The CERBE (Center for Relationship Banking and Economics) aims to develop avenues of research and training in order to better understand and promote the importance of relational goods as a means to overcome a simple Laissez-faire approach that too often led to a kind of idolatry of the market, with a setting focusing on the purely contractual explicit aspects of the economy and overlooking the dimension of the human person.
The Great Depression that hit all the rich countries since 2008 and is still gripping much of Europe testifies to the failure of the prevailing economic model, that of the individualistic Anglo-American capitalism. The core of this model, especially in its extreme variant of financial capitalism of the past decades, builds on an explicitly "contractualist" approach, according to which individuals should be concerned exclusively to pursuing the maximization of their own utility, while the collective well-being should be ensured by the operation of Adam Smith’s "invisible hand". In fact, the pure contractualist approach does not take into account that markets are too often incomplete, so that the trading system can stall.
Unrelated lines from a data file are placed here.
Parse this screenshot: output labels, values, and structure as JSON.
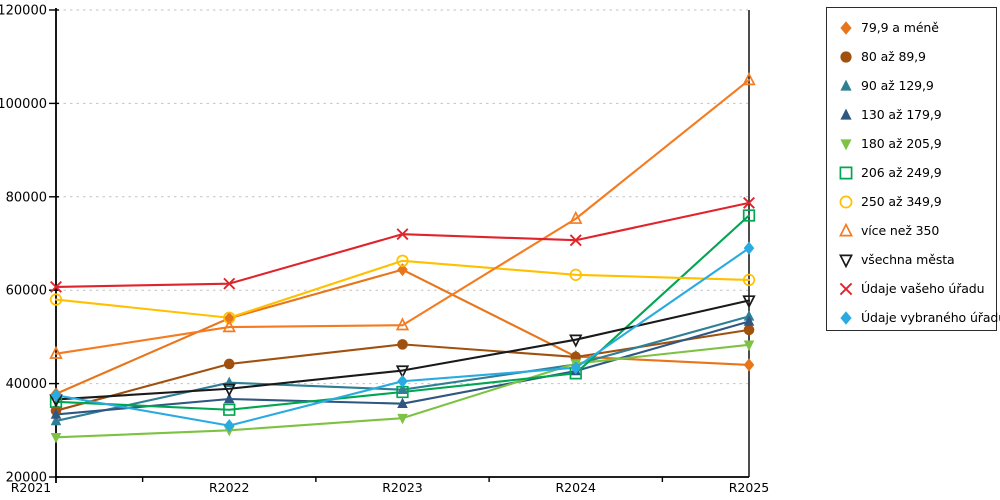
{
  "chart_data": {
    "type": "line",
    "title": "",
    "categories": [
      "R2021",
      "R2022",
      "R2023",
      "R2024",
      "R2025"
    ],
    "x_axis": {
      "tick_labels": [
        "R2021",
        "R2022",
        "R2023",
        "R2024",
        "R2025"
      ]
    },
    "y_axis": {
      "min": 20000,
      "max": 120000,
      "step": 20000,
      "tick_labels": [
        "20000",
        "40000",
        "60000",
        "80000",
        "100000",
        "120000"
      ]
    },
    "grid": {
      "horizontal": true,
      "style": "dashed",
      "color": "#c2c2c2"
    },
    "legend_position": "right",
    "series": [
      {
        "name": "79,9 a méně",
        "marker": "diamond",
        "style": "filled",
        "color": "#E8751A",
        "values": [
          37800,
          54000,
          64400,
          45800,
          44000
        ]
      },
      {
        "name": "80 až 89,9",
        "marker": "circle",
        "style": "filled",
        "color": "#A0510F",
        "values": [
          34200,
          44200,
          48400,
          45700,
          51500
        ]
      },
      {
        "name": "90 až 129,9",
        "marker": "triangle-up",
        "style": "filled",
        "color": "#2F7F95",
        "values": [
          32000,
          40200,
          38700,
          44100,
          54400
        ]
      },
      {
        "name": "130 až 179,9",
        "marker": "triangle-up",
        "style": "filled",
        "color": "#2F5782",
        "values": [
          33400,
          36700,
          35700,
          42700,
          53300
        ]
      },
      {
        "name": "180 až 205,9",
        "marker": "triangle-down",
        "style": "filled",
        "color": "#7DC242",
        "values": [
          28500,
          30000,
          32600,
          44300,
          48300
        ]
      },
      {
        "name": "206 až 249,9",
        "marker": "square",
        "style": "open",
        "color": "#00A651",
        "values": [
          36100,
          34400,
          38200,
          42200,
          76000
        ]
      },
      {
        "name": "250 až 349,9",
        "marker": "circle",
        "style": "open",
        "color": "#FFC000",
        "values": [
          58000,
          54100,
          66300,
          63300,
          62200
        ]
      },
      {
        "name": "více než 350",
        "marker": "triangle-up",
        "style": "open",
        "color": "#F47B20",
        "values": [
          46400,
          52100,
          52500,
          75300,
          105000
        ]
      },
      {
        "name": "všechna města",
        "marker": "triangle-down",
        "style": "open",
        "color": "#1A1A1A",
        "values": [
          36600,
          38900,
          42800,
          49400,
          57800
        ]
      },
      {
        "name": "Údaje vašeho úřadu",
        "marker": "x",
        "style": "stroke",
        "color": "#E0242C",
        "values": [
          60700,
          61400,
          72000,
          70700,
          78700
        ]
      },
      {
        "name": "Údaje vybraného úřadu",
        "marker": "diamond",
        "style": "filled",
        "color": "#29ABE2",
        "values": [
          37500,
          31000,
          40500,
          43400,
          69000
        ]
      }
    ]
  }
}
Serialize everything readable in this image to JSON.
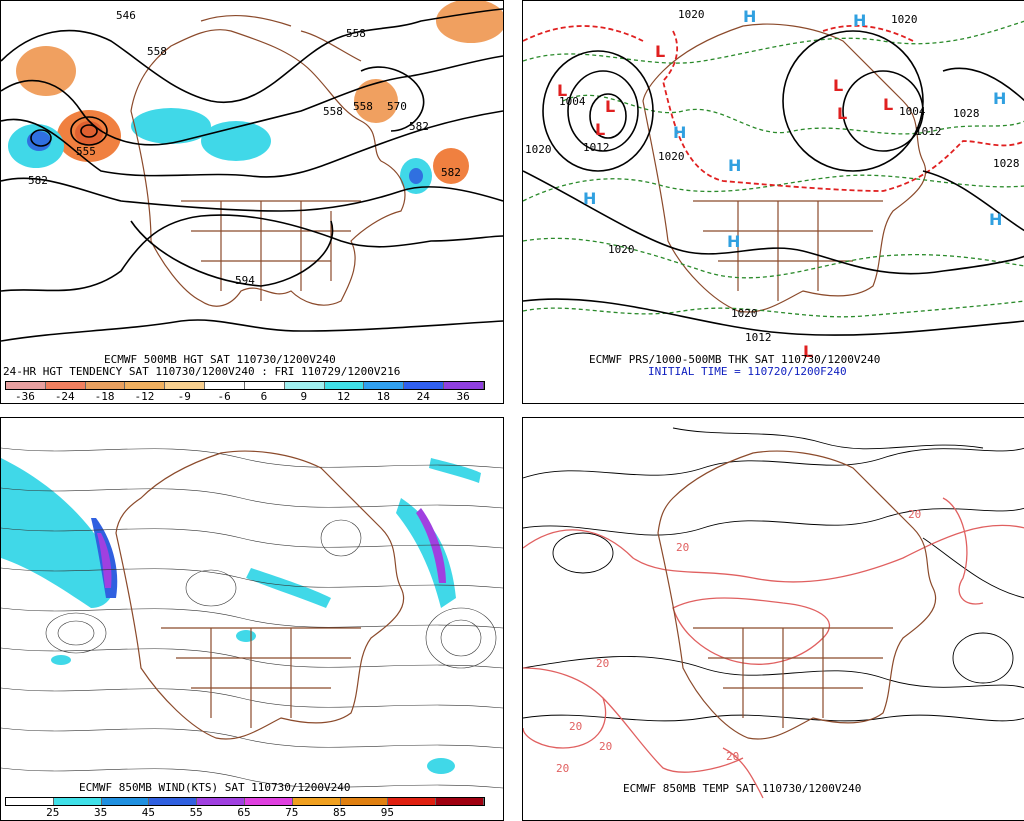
{
  "panels": {
    "p1": {
      "caption1": "ECMWF 500MB HGT SAT 110730/1200V240",
      "caption2": "24-HR HGT TENDENCY SAT 110730/1200V240 : FRI 110729/1200V216",
      "contour_labels": [
        "546",
        "558",
        "558",
        "558",
        "558",
        "570",
        "582",
        "582",
        "582",
        "594",
        "555"
      ],
      "legend": {
        "ticks": [
          "-36",
          "-24",
          "-18",
          "-12",
          "-9",
          "-6",
          "6",
          "9",
          "12",
          "18",
          "24",
          "36"
        ],
        "colors": [
          "#e8a0a0",
          "#f08060",
          "#e8a060",
          "#f0b060",
          "#f8d090",
          "#ffffff",
          "#ffffff",
          "#a0f0f0",
          "#40e0e8",
          "#30a0f0",
          "#3060f0",
          "#9040e0"
        ]
      }
    },
    "p2": {
      "caption1": "ECMWF PRS/1000-500MB THK SAT 110730/1200V240",
      "caption2": "INITIAL TIME = 110720/1200F240",
      "pressure_labels": [
        "1020",
        "1020",
        "1004",
        "1012",
        "1020",
        "1004",
        "1012",
        "1028",
        "1020",
        "1028",
        "1020",
        "1020",
        "1012"
      ],
      "centers": [
        "L",
        "L",
        "L",
        "L",
        "L",
        "L",
        "L",
        "L",
        "H",
        "H",
        "H",
        "H",
        "H",
        "H",
        "H",
        "H"
      ]
    },
    "p3": {
      "caption1": "ECMWF 850MB WIND(KTS) SAT 110730/1200V240",
      "legend": {
        "ticks": [
          "25",
          "35",
          "45",
          "55",
          "65",
          "75",
          "85",
          "95"
        ],
        "colors": [
          "#ffffff",
          "#40e0e8",
          "#2090e0",
          "#3060e0",
          "#a040e0",
          "#e040e0",
          "#f0a020",
          "#e08010",
          "#e02010",
          "#a00010"
        ]
      }
    },
    "p4": {
      "caption1": "ECMWF 850MB TEMP SAT 110730/1200V240",
      "temp_labels": [
        "20",
        "20",
        "20",
        "20",
        "20",
        "20",
        "20"
      ]
    }
  },
  "colors": {
    "coast": "#8b4a2b",
    "contour": "#000000",
    "thickness": "#2a8a2a",
    "thickness540": "#e02020",
    "low": "#e02020",
    "high": "#30a0e0",
    "templine": "#e06060"
  }
}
Just think of the labor market, where in southern Europe almost every second young person is now unemployed, or the credit market, in which the increased risk and the fragility of banks often make it impossible for companies and families to obtain financing. In other words, the size of the market and its operation depend on their context and they need to be fed by mechanisms that favor the creation of trust, thus making it possible to accomplish exchanges that would otherwise not be achievable. It is at this juncture that relational goods acquire a fundamental role.
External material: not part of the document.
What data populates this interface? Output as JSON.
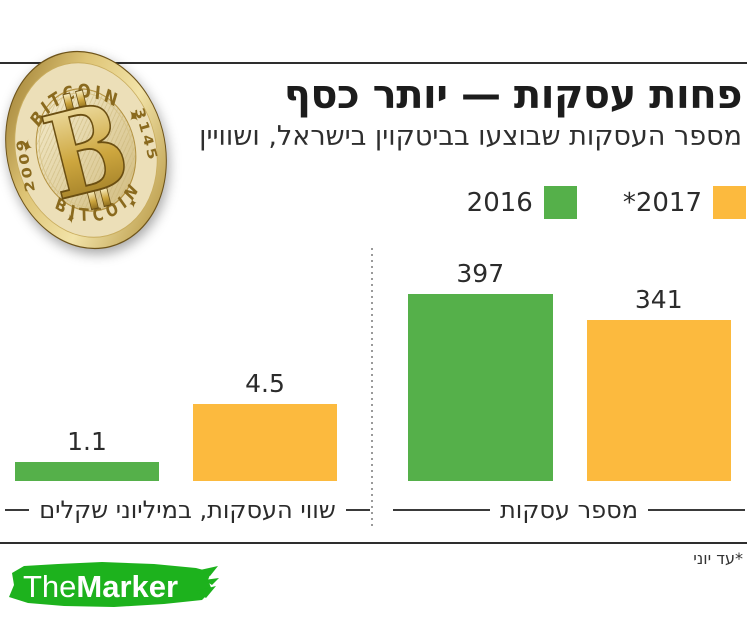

Although there are many others, the two segments in which scholars have long since recognized the existence of situations of "market failure" are the credit market and the labor market. In view of this, we intend to devote an important part of the initiatives of CERBE to the credit market, studying the theme of Relationship Banking (RB). Some traits to be drilled in the research include: i) the degree to which RB helps to reduce credit rationing to the households unable to provide collateral and to companies which, although equipped with good prospects, are opaque in the eyes of the banks; ii) the extent to which RB is associated with different types of banks in terms of company ownership (e.g., Plc banks vs . cooperative banks, savings banks and micro-credit financial institutions, where the goal is to maximize the profit for the first while that of the latter is to serve members and/or the community of reference), and/or in terms of business models (e.g., retail vs. wholesale models), and/or in terms of governance structures (e.g., structures with centralized decision-making power vs. more democratic structures); iii) the links between RB, the organization of the bank and its ability to use hard information (quantitative data from companies’ profit/loss accounts, etc.) or soft information (mainly qualitative in nature, but also crucial in gauging the risk class of the borrower); iv) the role of regulation in determining the use of RB by banks.
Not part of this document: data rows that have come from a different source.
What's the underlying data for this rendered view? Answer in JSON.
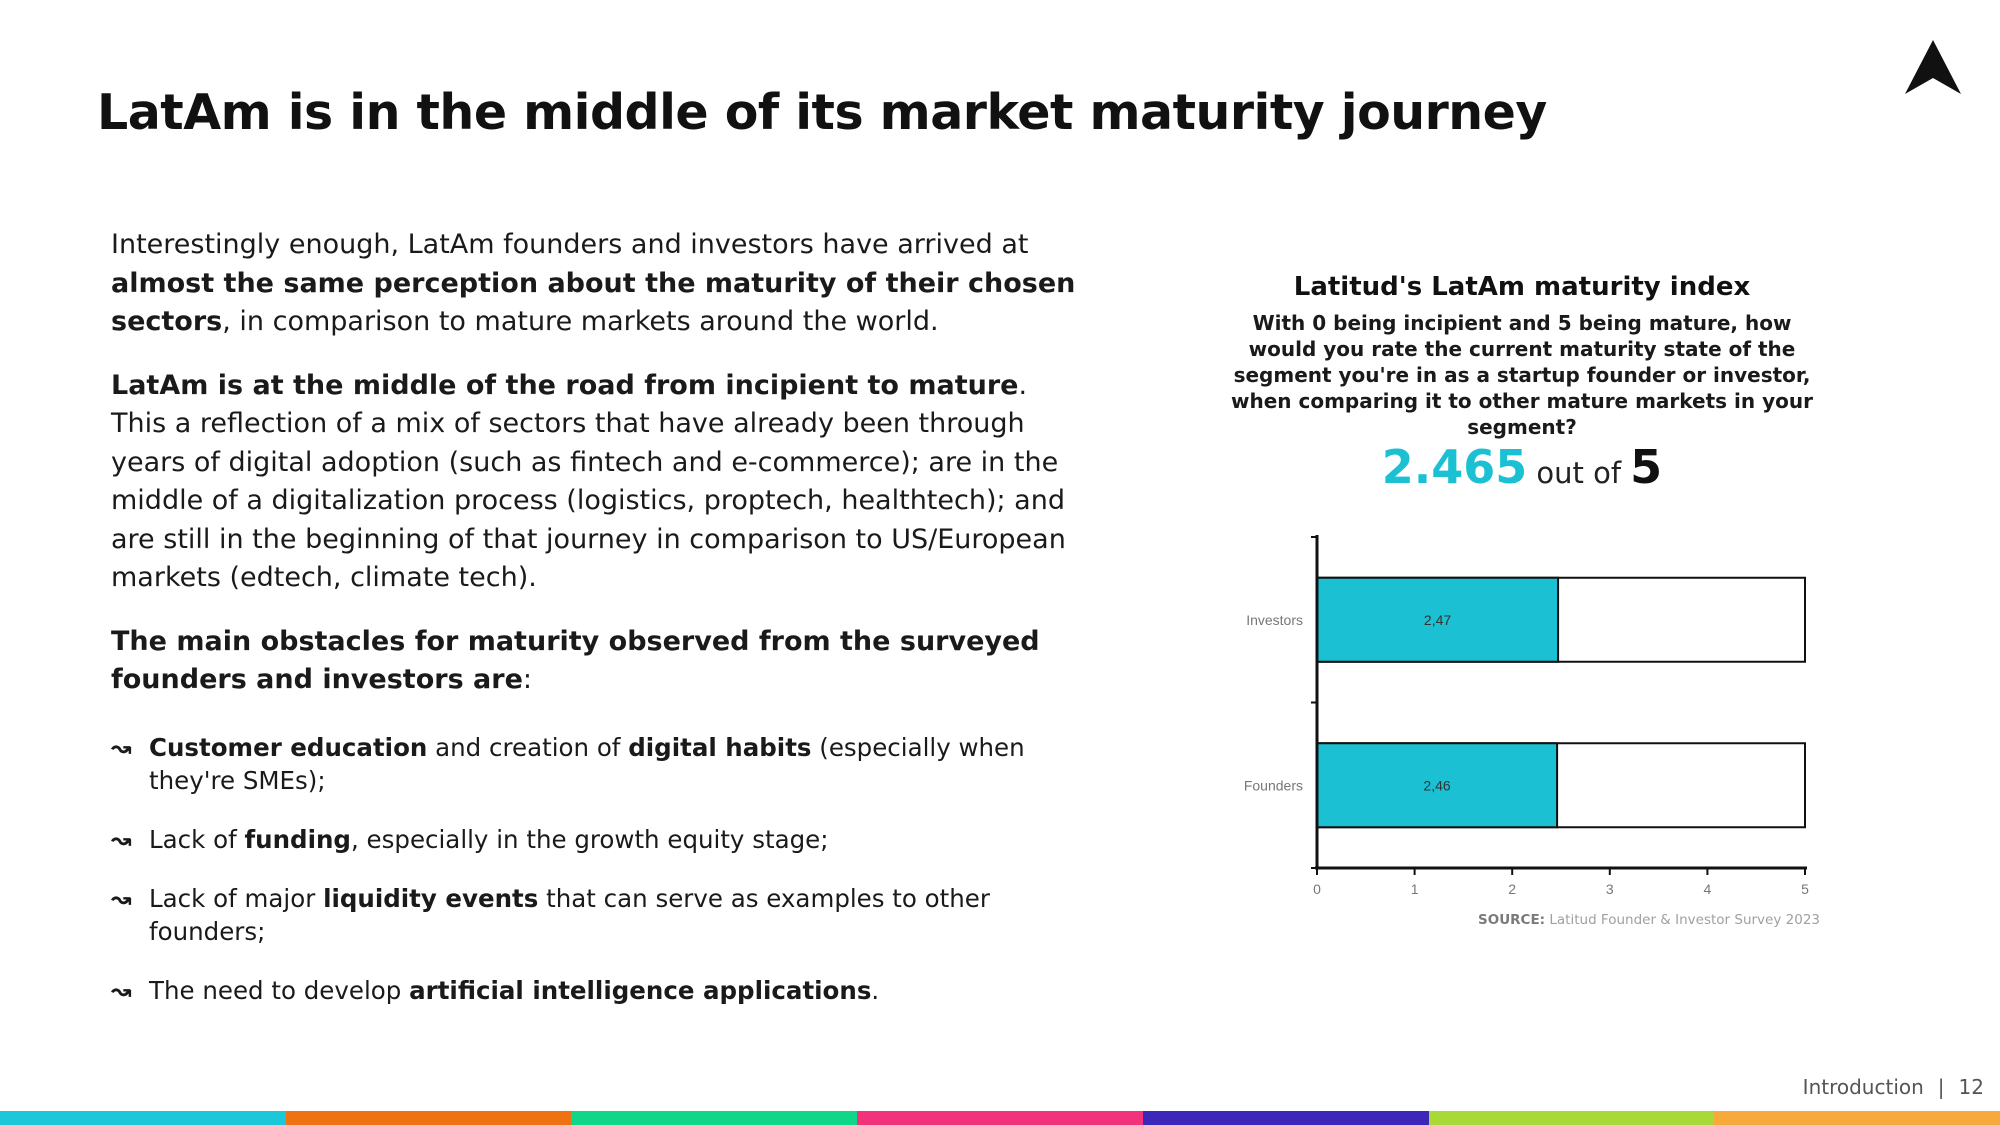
{
  "title": "LatAm is in the middle of its market maturity journey",
  "intro": {
    "p1_a": "Interestingly enough, LatAm founders and investors have arrived at ",
    "p1_b": "almost the same perception about the maturity of their chosen sectors",
    "p1_c": ", in comparison to mature markets around the world.",
    "p2_a": "LatAm is at the middle of the road from incipient to mature",
    "p2_b": ". This a reflection of a mix of sectors that have already been through years of digital adoption (such as fintech and e-commerce); are in the middle of a digitalization process (logistics, proptech, healthtech); and are still in the beginning of that journey in comparison to US/European markets (edtech, climate tech).",
    "p3_a": "The main obstacles for maturity observed from the surveyed founders and investors are",
    "p3_b": ":"
  },
  "bullets": {
    "arrow": "↝",
    "b1": [
      "Customer education",
      " and creation of ",
      "digital habits",
      " (especially when they're SMEs);"
    ],
    "b2": [
      "Lack of ",
      "funding",
      ", especially in the growth equity stage;"
    ],
    "b3": [
      "Lack of major ",
      "liquidity events",
      " that can serve as examples to other founders;"
    ],
    "b4": [
      "The need to develop ",
      "artificial intelligence applications",
      "."
    ]
  },
  "chart_heading": {
    "title": "Latitud's LatAm maturity index",
    "question": "With 0 being incipient and 5 being mature, how would you rate the current maturity state of the segment you're in as a startup founder or investor, when comparing it to other mature markets in your segment?",
    "score": "2.465",
    "score_mid": "out of",
    "score_max": "5"
  },
  "chart_data": {
    "type": "bar",
    "orientation": "horizontal",
    "title": "Latitud's LatAm maturity index",
    "categories": [
      "Investors",
      "Founders"
    ],
    "values": [
      2.47,
      2.46
    ],
    "data_labels": [
      "2,47",
      "2,46"
    ],
    "max": 5,
    "xlim": [
      0,
      5
    ],
    "xticks": [
      "0",
      "1",
      "2",
      "3",
      "4",
      "5"
    ],
    "xlabel": "",
    "ylabel": "",
    "colors": {
      "fill": "#1bc0d2",
      "remainder": "#ffffff",
      "outline": "#111111"
    }
  },
  "source": {
    "label": "SOURCE:",
    "text": " Latitud Founder & Investor Survey 2023"
  },
  "footer": {
    "section": "Introduction",
    "separator": "|",
    "page": "12"
  },
  "theme": {
    "accent": "#1bc0d2",
    "stripe_colors": [
      "#1bc8d8",
      "#ef7212",
      "#10d68a",
      "#f0337a",
      "#3d27b8",
      "#a8d936",
      "#f7a93b"
    ]
  }
}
In contrast to the pure contractualist approach, the common denominator of the RB model is its reliance on human relationships and personal relationships that build trust, and include rather than exclude, allowing you to operate on the basis of "implicit" contracts, allow to overcome market failures bringing the credit where it would not get otherwise.
Moreover, it is easy to understand how relational goods do not constitute a possible cure only in the credit market, but can help create well-being and happiness in other segments of the socio-economy, as already evidenced by a large theoretical and empirical literature. Nowadays, mainstream economics is totally focused on the individual and sees social relations only instrumentally. In reality, from observation of daily life in and out of the markets and from what since decades the other social sciences and psychology tell us, the human requires relational symbolic and emotional needs that cannot be captured by an individualistic and instrumental paradigm. The organizational dynamics of the well being at work, the choice to stay or leave a job in a company, certainly depend on incentives and contracts, but also from these relational, affective and emotional elements, that the literature on relational goods is dealing with, without being listened to by mainstream economics. One of CERBE’s purposes is contributing to increase the attention to these issues with the research and the dissemination of ideas.